I am having a problem in that the overall frame rate of the screen capture is too low. I have a fairly good algorithm for finding areas of the screen that have changed. Given a byte array of pixels on the screen it calculates areas that have changed in 2-4ms, however the overall frame rate I am getting is 15-18 fps (i.e. taking somewhere around 60ms per frame). The bottleneck is capturing the data on the screen as a byte array which is taking around 35-50ms. I have tried a couple of different techniques and can't push the fps past 20.
At first I tried something like this:
var _bmp = new Bitmap(screenSectionToMonitor.Width, screenSectionToMonitor.Height);
var _gfx = Graphics.FromImage(_bmp);
_gfx.CopyFromScreen(_screenSectionToMonitor.X, _screenSectionToMonitor.Y, 0, 0, new Size(_screenSectionToMonitor.Width, _screenSectionToMonitor.Height), CopyPixelOperation.SourceCopy);
var data = _bmp.LockBits(new Rectangle(0, 0, _screenSectionToMonitor.Width, _screenSectionToMonitor.Height), ImageLockMode.ReadOnly, _bmp.PixelFormat);
var ptr = data.Scan0;
Marshal.Copy(ptr, _screenshot, 0, _screenSectionToMonitor.Height * _screenSectionToMonitor.Width * _bytesPerPixel);
_bmp.UnlockBits(data);
This is too slow taking around 45ms just to run the code above for a single 1080p screen. This makes the overall frame rate too slow to be smooth, so I then tried using DirectX as per the example here:
http://www.codeproject.com/Articles/274461/Very-fast-screen-capture-using-DirectX-in-Csharp
However this didn't really net any results. It marginally increased the speed of the screen capture but it was still much too slow (taking around 25-40ms, and the small increase wasn't worth the overhead of the extra DLLs, code, etc.

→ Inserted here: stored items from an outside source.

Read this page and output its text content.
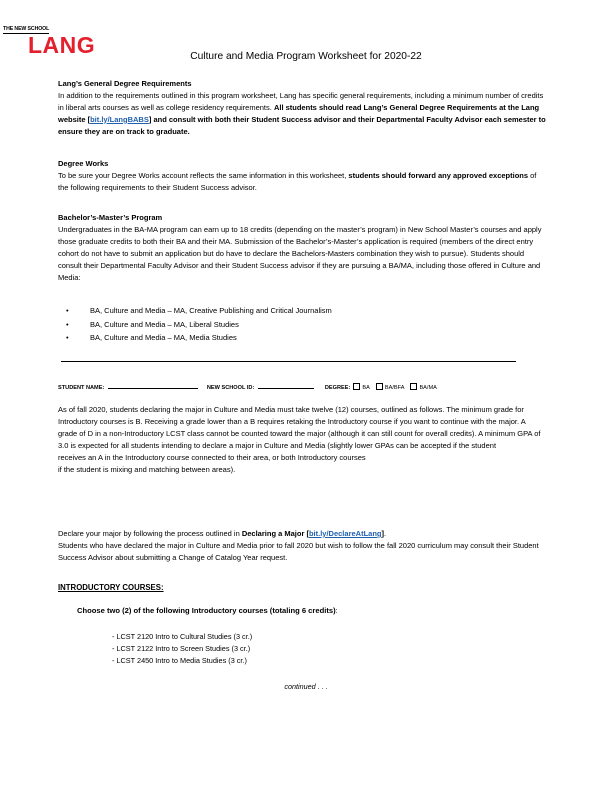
THE NEW SCHOOL
LANG	Culture and Media Program Worksheet for 2020-22

Lang’s General Degree Requirements

In addition to the requirements outlined in this program worksheet, Lang has specific general requirements, including a minimum number of credits in liberal arts courses as well as college residency requirements. All students should read Lang’s General Degree Requirements at the Lang website [bit.ly/LangBABS] and consult with both their Student Success advisor and their Departmental Faculty Advisor each semester to ensure they are on track to graduate.

Degree Works

To be sure your Degree Works account reflects the same information in this worksheet, students should forward any approved exceptions of the following requirements to their Student Success advisor.

Bachelor’s-Master’s Program

Undergraduates in the BA-MA program can earn up to 18 credits (depending on the master’s program) in New School Master’s courses and apply those graduate credits to both their BA and their MA. Submission of the Bachelor’s-Master’s application is required (members of the direct entry cohort do not have to submit an application but do have to declare the Bachelors-Masters combination they wish to pursue). Students should consult their Departmental Faculty Advisor and their Student Success advisor if they are pursuing a BA/MA, including those offered in Culture and Media:

•	BA, Culture and Media – MA, Creative Publishing and Critical Journalism
•	BA, Culture and Media – MA, Liberal Studies
•	BA, Culture and Media – MA, Media Studies
STUDENT NAME:	NEW SCHOOL ID:	DEGREE: BA	BA/BFA	BA/MA

As of fall 2020, students declaring the major in Culture and Media must take twelve (12) courses, outlined as follows. The minimum grade for Introductory courses is B. Receiving a grade lower than a B requires retaking the Introductory course if you want to continue with the major. A

grade of D in a non-Introductory LCST class cannot be counted toward the major (although it can still count for overall credits). A minimum GPA of 3.0 is expected for all students intending to declare a major in Culture and Media (slightly lower GPAs can be accepted if the student

receives an A in the Introductory course connected to their area, or both Introductory courses

if the student is mixing and matching between areas).

Declare your major by following the process outlined in Declaring a Major [bit.ly/DeclareAtLang].

Students who have declared the major in Culture and Media prior to fall 2020 but wish to follow the fall 2020 curriculum may consult their Student Success Advisor about submitting a Change of Catalog Year request.

INTRODUCTORY COURSES:
Choose two (2) of the following Introductory courses (totaling 6 credits):
- LCST 2120 Intro to Cultural Studies (3 cr.)
- LCST 2122 Intro to Screen Studies (3 cr.)
- LCST 2450 Intro to Media Studies (3 cr.)
continued . . .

After googling around a bit I couldn't really find any better solutions, so my question is what is the best way to capture the pixels currently displaying on the screen? An ideal solution would:
- Capture the screen as an array of bytes as RGBA
- Work on older windows platforms (e.g. Windows XP and above)
- Work with multiple displays
- Uses existing system libraries rather than 3rd party DLLs
All these points are negotiable for a solution that return a decent overall framerate, in the region of 5-10ms for the actual capturing so the framerate can be 40-60fps.
Alternatively, If there no solution that matches above, am I taking the wrong path to calculate screen changes. Is there a better way to calculate areas of the screen that have changed?